When I got home from work, R had just gotten up from his nap and wanted his afternoon snack. Q had already had a snack but was still hungry. I washed and weighed a big bowl of strawberries for her. R wanted some Newman’s Own Organics Alphabet Cookies.*
He was naming the letters as he ate each cookie. When he said “B,” I replied “‘B’ is for ‘ball'” as I walked toward Q with the PDM to give her insulin for 9 grams of carbs.
She said, “And ‘B‘ is for ‘bolus‘ like you are about to give me.”
The ABC’s of Diabetes
A is for “A1C,” or as I like to call it, “judgment day.”
B is for “butt,” or the site that does not work well for her OmniPod because she accidentally knocks it off every time we try to put it there.
C is for “cake,” or “Yes, she can have cake at this birthday party.”
D is for “diabetic,” I say own it.
E is for “everything but the kitchen sink,” in other words all the supplies that we carry with us everywhere we go.
F is for “fish crackers,” or something Q never wants to eat again but for some reason parents always send in for school snack in gigantic cartons. Me, I like to arrange with the teacher to bring in frozen yogurt tubes.
G is for “good number,” or as Q calls it “three numbers that start with a 1.” Though we all know we aren’t supposed to define blood sugars as good or bad, but let’s face it, any number that’s in range is good.
H for “huge ass bolus,” or HAB as I abbreviate it on Twitter.
I for “ice cream,” or “yes, she can have both cake and ice cream.” (See C above.)
J is for “juggle,” because I feel like I always have three balls in the air.
K is for “blood ketone test strips,” or as I like to call them “Ouch, there goes another buck.”
L is for “laughter,” because at the end of the day sometimes all you can do is sit back and laugh.
M is for “mother’s intuition,” something you should always trust.
N is for “no,” something we have to tell our diabetic children more times than we would like to.
O is for “overnight,” or the dreaded overnight basal testing.
P is for “protect,” I wish I could protect her, particularly from insensitive parents who bring gigantic cupcakes to school on their child’s birthday when they know snacks are supposed to be 10-15 grams of carbs because the school nurse is not there at snack time to give her a bolus. But that’s okay because it doesn’t affect them or their child.
Q is for “Super Q,” my favorite super hero.
R is for “rant,” something that I have to do once in a while just to stay sane.

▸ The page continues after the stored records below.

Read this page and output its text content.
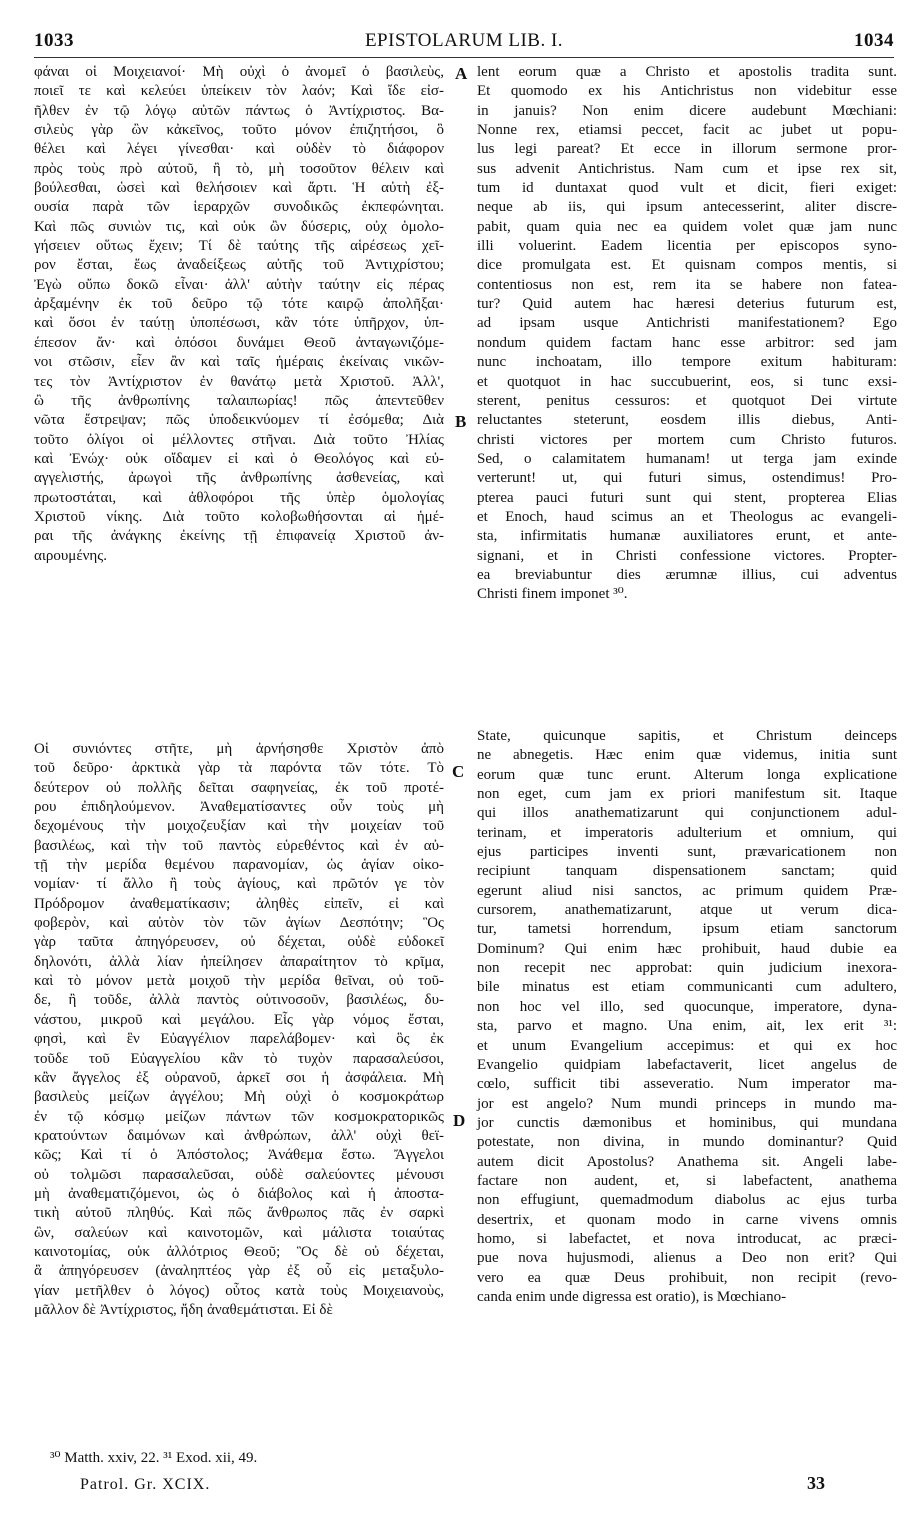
1033	EPISTOLARUM LIB. I.	1034
φάναι οἱ Μοιχειανοί· Μὴ οὐχὶ ὁ ἀνομεῖ ὁ βασιλεὺς,
ποιεῖ τε καὶ κελεύει ὑπείκειν τὸν λαόν; Καὶ ἴδε εἰσ-
ῆλθεν ἐν τῷ λόγῳ αὐτῶν πάντως ὁ Ἀντίχριστος. Βα-
σιλεὺς γὰρ ὢν κἀκεῖνος, τοῦτο μόνον ἐπιζητήσοι, ὃ
θέλει καὶ λέγει γίνεσθαι· καὶ οὐδὲν τὸ διάφορον
πρὸς τοὺς πρὸ αὐτοῦ, ἢ τὸ, μὴ τοσοῦτον θέλειν καὶ
βούλεσθαι, ὡσεὶ καὶ θελήσοιεν καὶ ἄρτι. Ἡ αὐτὴ ἐξ-
ουσία παρὰ τῶν ἱεραρχῶν συνοδικῶς ἐκπεφώνηται.
Καὶ πῶς συνιὼν τις, καὶ οὐκ ὢν δύσερις, οὐχ ὁμολο-
γήσειεν οὕτως ἔχειν; Τί δὲ ταύτης τῆς αἱρέσεως χεῖ-
ρον ἔσται, ἕως ἀναδείξεως αὐτῆς τοῦ Ἀντιχρίστου;
Ἐγὼ οὔπω δοκῶ εἶναι· ἀλλ' αὐτὴν ταύτην εἰς πέρας
ἀρξαμένην ἐκ τοῦ δεῦρο τῷ τότε καιρῷ ἀπολῆξαι·
καὶ ὅσοι ἐν ταύτῃ ὑποπέσωσι, κἂν τότε ὑπῆρχον, ὑπ-
έπεσον ἄν· καὶ ὁπόσοι δυνάμει Θεοῦ ἀνταγωνιζόμε-
νοι στῶσιν, εἶεν ἂν καὶ ταῖς ἡμέραις ἐκείναις νικῶν-
τες τὸν Ἀντίχριστον ἐν θανάτῳ μετὰ Χριστοῦ. Ἀλλ',
ὢ τῆς ἀνθρωπίνης ταλαιπωρίας! πῶς ἀπεντεῦθεν
νῶτα ἔστρεψαν; πῶς ὑποδεικνύομεν τί ἐσόμεθα; Διὰ
τοῦτο ὀλίγοι οἱ μέλλοντες στῆναι. Διὰ τοῦτο Ἠλίας
καὶ Ἐνώχ· οὐκ οἴδαμεν εἰ καὶ ὁ Θεολόγος καὶ εὐ-
αγγελιστής, ἀρωγοὶ τῆς ἀνθρωπίνης ἀσθενείας, καὶ
πρωτοστάται, καὶ ἀθλοφόροι τῆς ὑπὲρ ὁμολογίας
Χριστοῦ νίκης. Διὰ τοῦτο κολοβωθήσονται αἱ ἡμέ-
ραι τῆς ἀνάγκης ἐκείνης τῇ ἐπιφανείᾳ Χριστοῦ ἀν-
αιρουμένης.
Οἱ συνιόντες στῆτε, μὴ ἀρνήσησθε Χριστὸν ἀπὸ
τοῦ δεῦρο· ἀρκτικὰ γὰρ τὰ παρόντα τῶν τότε. Τὸ
δεύτερον οὐ πολλῆς δεῖται σαφηνείας, ἐκ τοῦ προτέ-
ρου ἐπιδηλούμενον. Ἀναθεματίσαντες οὖν τοὺς μὴ
δεχομένους τὴν μοιχοζευξίαν καὶ τὴν μοιχείαν τοῦ
βασιλέως, καὶ τὴν τοῦ παντὸς εὑρεθέντος καὶ ἐν αὐ-
τῇ τὴν μερίδα θεμένου παρανομίαν, ὡς ἁγίαν οἰκο-
νομίαν· τί ἄλλο ἢ τοὺς ἁγίους, καὶ πρῶτόν γε τὸν
Πρόδρομον ἀναθεματίκασιν; ἀληθὲς εἰπεῖν, εἰ καὶ
φοβερὸν, καὶ αὐτὸν τὸν τῶν ἁγίων Δεσπότην; Ὃς
γὰρ ταῦτα ἀπηγόρευσεν, οὐ δέχεται, οὐδὲ εὐδοκεῖ
δηλονότι, ἀλλὰ λίαν ἠπείλησεν ἀπαραίτητον τὸ κρῖμα,
καὶ τὸ μόνον μετὰ μοιχοῦ τὴν μερίδα θεῖναι, οὐ τοῦ-
δε, ἢ τοῦδε, ἀλλὰ παντὸς οὑτινοσοῦν, βασιλέως, δυ-
νάστου, μικροῦ καὶ μεγάλου. Εἷς γὰρ νόμος ἔσται,
φησὶ, καὶ ἓν Εὐαγγέλιον παρελάβομεν· καὶ ὃς ἐκ
τοῦδε τοῦ Εὐαγγελίου κἂν τὸ τυχὸν παρασαλεύσοι,
κἂν ἄγγελος ἐξ οὐρανοῦ, ἀρκεῖ σοι ἡ ἀσφάλεια. Μὴ
βασιλεὺς μείζων ἀγγέλου; Μὴ οὐχὶ ὁ κοσμοκράτωρ
ἐν τῷ κόσμῳ μείζων πάντων τῶν κοσμοκρατορικῶς
κρατούντων δαιμόνων καὶ ἀνθρώπων, ἀλλ' οὐχὶ θεϊ-
κῶς; Καὶ τί ὁ Ἀπόστολος; Ἀνάθεμα ἔστω. Ἄγγελοι
οὐ τολμῶσι παρασαλεῦσαι, οὐδὲ σαλεύοντες μένουσι
μὴ ἀναθεματιζόμενοι, ὡς ὁ διάβολος καὶ ἡ ἀποστα-
τικὴ αὐτοῦ πληθύς. Καὶ πῶς ἄνθρωπος πᾶς ἐν σαρκὶ
ὢν, σαλεύων καὶ καινοτομῶν, καὶ μάλιστα τοιαύτας
καινοτομίας, οὐκ ἀλλότριος Θεοῦ; Ὃς δὲ οὐ δέχεται,
ἃ ἀπηγόρευσεν (ἀναληπτέος γὰρ ἐξ οὗ εἰς μεταξυλο-
γίαν μετῆλθεν ὁ λόγος) οὗτος κατὰ τοὺς Μοιχειανοὺς,
μᾶλλον δὲ Ἀντίχριστος, ἤδη ἀναθεμάτισται. Εἰ δὲ
lent eorum quæ a Christo et apostolis tradita sunt.
Et quomodo ex his Antichristus non videbitur esse
in januis? Non enim dicere audebunt Mœchiani:
Nonne rex, etiamsi peccet, facit ac jubet ut popu-
lus legi pareat? Et ecce in illorum sermone pror-
sus advenit Antichristus. Nam cum et ipse rex sit,
tum id duntaxat quod vult et dicit, fieri exiget:
neque ab iis, qui ipsum antecesserint, aliter discre-
pabit, quam quia nec ea quidem volet quæ jam nunc
illi voluerint. Eadem licentia per episcopos syno-
dice promulgata est. Et quisnam compos mentis, si
contentiosus non est, rem ita se habere non fatea-
tur? Quid autem hac hæresi deterius futurum est,
ad ipsam usque Antichristi manifestationem? Ego
nondum quidem factam hanc esse arbitror: sed jam
nunc inchoatam, illo tempore exitum habituram:
et quotquot in hac succubuerint, eos, si tunc exsi-
sterent, penitus cessuros: et quotquot Dei virtute
reluctantes steterunt, eosdem illis diebus, Anti-
christi victores per mortem cum Christo futuros.
Sed, o calamitatem humanam! ut terga jam exinde
verterunt! ut, qui futuri simus, ostendimus! Pro-
pterea pauci futuri sunt qui stent, propterea Elias
et Enoch, haud scimus an et Theologus ac evangeli-
sta, infirmitatis humanæ auxiliatores erunt, et ante-
signani, et in Christi confessione victores. Propter-
ea breviabuntur dies ærumnæ illius, cui adventus
Christi finem imponet ³⁰.
State, quicunque sapitis, et Christum deinceps
ne abnegetis. Hæc enim quæ videmus, initia sunt
eorum quæ tunc erunt. Alterum longa explicatione
non eget, cum jam ex priori manifestum sit. Itaque
qui illos anathematizarunt qui conjunctionem adul-
terinam, et imperatoris adulterium et omnium, qui
ejus participes inventi sunt, prævaricationem non
recipiunt tanquam dispensationem sanctam; quid
egerunt aliud nisi sanctos, ac primum quidem Præ-
cursorem, anathematizarunt, atque ut verum dica-
tur, tametsi horrendum, ipsum etiam sanctorum
Dominum? Qui enim hæc prohibuit, haud dubie ea
non recepit nec approbat: quin judicium inexora-
bile minatus est etiam communicanti cum adultero,
non hoc vel illo, sed quocunque, imperatore, dyna-
sta, parvo et magno. Una enim, ait, lex erit ³¹:
et unum Evangelium accepimus: et qui ex hoc
Evangelio quidpiam labefactaverit, licet angelus de
cœlo, sufficit tibi asseveratio. Num imperator ma-
jor est angelo? Num mundi princeps in mundo ma-
jor cunctis dæmonibus et hominibus, qui mundana
potestate, non divina, in mundo dominantur? Quid
autem dicit Apostolus? Anathema sit. Angeli labe-
factare non audent, et, si labefactent, anathema
non effugiunt, quemadmodum diabolus ac ejus turba
desertrix, et quonam modo in carne vivens omnis
homo, si labefactet, et nova introducat, ac præci-
pue nova hujusmodi, alienus a Deo non erit? Qui
vero ea quæ Deus prohibuit, non recipit (revo-
canda enim unde digressa est oratio), is Mœchiano-
A
B
C
D
³⁰ Matth. xxiv, 22. ³¹ Exod. xii, 49.
Patrol. Gr. XCIX.	33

S is for “Skittles” and “Smarties,” two items in our arsenal of quick acting glucose sources to bring her up quickly from a low.
T is for “time to make the donuts,” I mean, time to get up and check on her again and probably not fall back asleep until right before it’s time to get up in the morning. Thankfully this doesn’t happen every night.
U is for “Ugh,” what I exclaim when numbers are wonky for absolutely. no. reason.
W is for “water,” which has zero carbs don’t you know. But Q also likes drinking fruit pouches with only two carbs.
X is for “X-ray fish.” Huh? (Life isn’t all about diabetes.)
Y is for “yo-yo effect,” or what happens when you over treat a low, go too high, give a big bolus, and end up right back where you started.
Z is for “ZZZ,” something I don’t get enough of!